One of a kind vintage item. Get it before it’s gone.
Lucite Cufflinks Details
- Striking mid-century cufflink and tie tack set.
- Multicolor lucite blocks in blue, orange, gold, green, and gray.
- Brushed gold metal setting.
- Offset design on the blocks makes for a very dimensional design.
- Whale closure on cufflinks.
- Button chain on tie tac.
Swank began in 1897 when Samuel M. Stone and Maurice J. Baer founded the Attleboro Manufacturing Company to produce and sell women’s jewelry. In 1908, Baer formed a new division, called Baer and Wilde, to produce men’s jewelry with Stone in full charge of Attleboro Manufacturing. The new Baer and Wilde division operated alongside the Attleboro Manufacturing Company until 1918 when the Kum-A-Part cuff button was designed and became an instant success.

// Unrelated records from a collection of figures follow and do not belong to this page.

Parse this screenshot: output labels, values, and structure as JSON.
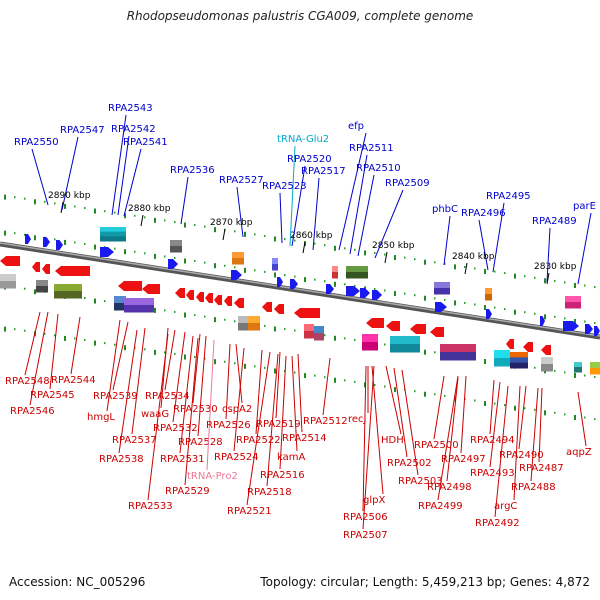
{
  "title": "Rhodopseudomonas palustris CGA009, complete genome",
  "footer": {
    "accession": "Accession: NC_005296",
    "summary": "Topology: circular; Length: 5,459,213 bp; Genes: 4,872"
  },
  "colors": {
    "forward_gene": "#1a1aee",
    "reverse_gene": "#ee1111",
    "label_forward": "#0000cc",
    "label_reverse": "#cc0000",
    "label_trna_forward": "#00aacc",
    "label_trna_reverse": "#ee7799",
    "axis": "#777777",
    "tick_mark": "#228822"
  },
  "coordinate_ticks": [
    "2890 kbp",
    "2880 kbp",
    "2870 kbp",
    "2860 kbp",
    "2850 kbp",
    "2840 kbp",
    "2830 kbp"
  ],
  "forward_labels": [
    {
      "text": "RPA2550",
      "kind": "gene"
    },
    {
      "text": "RPA2547",
      "kind": "gene"
    },
    {
      "text": "RPA2543",
      "kind": "gene"
    },
    {
      "text": "RPA2542",
      "kind": "gene"
    },
    {
      "text": "RPA2541",
      "kind": "gene"
    },
    {
      "text": "RPA2536",
      "kind": "gene"
    },
    {
      "text": "RPA2527",
      "kind": "gene"
    },
    {
      "text": "tRNA-Glu2",
      "kind": "trna"
    },
    {
      "text": "RPA2520",
      "kind": "gene"
    },
    {
      "text": "RPA2523",
      "kind": "gene"
    },
    {
      "text": "RPA2517",
      "kind": "gene"
    },
    {
      "text": "efp",
      "kind": "gene"
    },
    {
      "text": "RPA2511",
      "kind": "gene"
    },
    {
      "text": "RPA2510",
      "kind": "gene"
    },
    {
      "text": "RPA2509",
      "kind": "gene"
    },
    {
      "text": "phbC",
      "kind": "gene"
    },
    {
      "text": "RPA2495",
      "kind": "gene"
    },
    {
      "text": "RPA2496",
      "kind": "gene"
    },
    {
      "text": "RPA2489",
      "kind": "gene"
    },
    {
      "text": "parE",
      "kind": "gene"
    }
  ],
  "reverse_labels": [
    {
      "text": "RPA2548",
      "kind": "gene"
    },
    {
      "text": "RPA2544",
      "kind": "gene"
    },
    {
      "text": "RPA2545",
      "kind": "gene"
    },
    {
      "text": "RPA2546",
      "kind": "gene"
    },
    {
      "text": "RPA2539",
      "kind": "gene"
    },
    {
      "text": "hmgL",
      "kind": "gene"
    },
    {
      "text": "RPA2534",
      "kind": "gene"
    },
    {
      "text": "waaG",
      "kind": "gene"
    },
    {
      "text": "RPA2530",
      "kind": "gene"
    },
    {
      "text": "RPA2532",
      "kind": "gene"
    },
    {
      "text": "RPA2537",
      "kind": "gene"
    },
    {
      "text": "RPA2528",
      "kind": "gene"
    },
    {
      "text": "RPA2538",
      "kind": "gene"
    },
    {
      "text": "RPA2531",
      "kind": "gene"
    },
    {
      "text": "tRNA-Pro2",
      "kind": "trna"
    },
    {
      "text": "RPA2529",
      "kind": "gene"
    },
    {
      "text": "RPA2533",
      "kind": "gene"
    },
    {
      "text": "cspA2",
      "kind": "gene"
    },
    {
      "text": "RPA2526",
      "kind": "gene"
    },
    {
      "text": "RPA2522",
      "kind": "gene"
    },
    {
      "text": "RPA2524",
      "kind": "gene"
    },
    {
      "text": "RPA2519",
      "kind": "gene"
    },
    {
      "text": "RPA2514",
      "kind": "gene"
    },
    {
      "text": "RPA2512",
      "kind": "gene"
    },
    {
      "text": "kamA",
      "kind": "gene"
    },
    {
      "text": "RPA2516",
      "kind": "gene"
    },
    {
      "text": "RPA2518",
      "kind": "gene"
    },
    {
      "text": "RPA2521",
      "kind": "gene"
    },
    {
      "text": "recJ",
      "kind": "gene"
    },
    {
      "text": "HDH",
      "kind": "gene"
    },
    {
      "text": "glpX",
      "kind": "gene"
    },
    {
      "text": "RPA2502",
      "kind": "gene"
    },
    {
      "text": "RPA2503",
      "kind": "gene"
    },
    {
      "text": "RPA2506",
      "kind": "gene"
    },
    {
      "text": "RPA2507",
      "kind": "gene"
    },
    {
      "text": "RPA2500",
      "kind": "gene"
    },
    {
      "text": "RPA2494",
      "kind": "gene"
    },
    {
      "text": "RPA2497",
      "kind": "gene"
    },
    {
      "text": "RPA2490",
      "kind": "gene"
    },
    {
      "text": "RPA2498",
      "kind": "gene"
    },
    {
      "text": "RPA2493",
      "kind": "gene"
    },
    {
      "text": "RPA2487",
      "kind": "gene"
    },
    {
      "text": "aqpZ",
      "kind": "gene"
    },
    {
      "text": "RPA2499",
      "kind": "gene"
    },
    {
      "text": "RPA2488",
      "kind": "gene"
    },
    {
      "text": "argC",
      "kind": "gene"
    },
    {
      "text": "RPA2492",
      "kind": "gene"
    }
  ]
}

During World War I the Attleboro Manufacturing Company produced thousands of metal identification tags, better known as “dog tags,” and other emblems for the military. After the war, the women’s line was ended and the company began to exclusively produce men’s accessories including collar buttons, pins, tie clips, and dress sets. The name Swank first appeared in 1927 on a print ad for a men’s collar holder and in 1936, the company incorporated as Swank Products, Inc. In 1941, the name was changed to Swank, Inc.
Once again war came calling and Swank put accessories on hold to manufacture precision parts for automatic weapons plus the purple heart and the bronze star medals. After the war, Swank become one of the leading manufacturers of men’s accessories including cufflinks and tie clips. In the 1960s and 1970s, the company purchased several leather goods companies including Prince Gardner Company, a manufacturer of men’s and women’s leather goods marketed under the Prince and Princess Gardner brand names; Crestline Manufacturing Company, and the Alco Leather Manufacturing Corporation. Leather goods were sold under various labels including Swank, Pierre Cardin, and L’Aiglon. They also manufactured fragrances under the Royal Copenhagen name. In the 1980s and 1990s, Swank reentered the women’s jewelry market with the Anne Klein label and received a license to manufacture jewelry and accessories with the Guess? label. The company is still in operation today.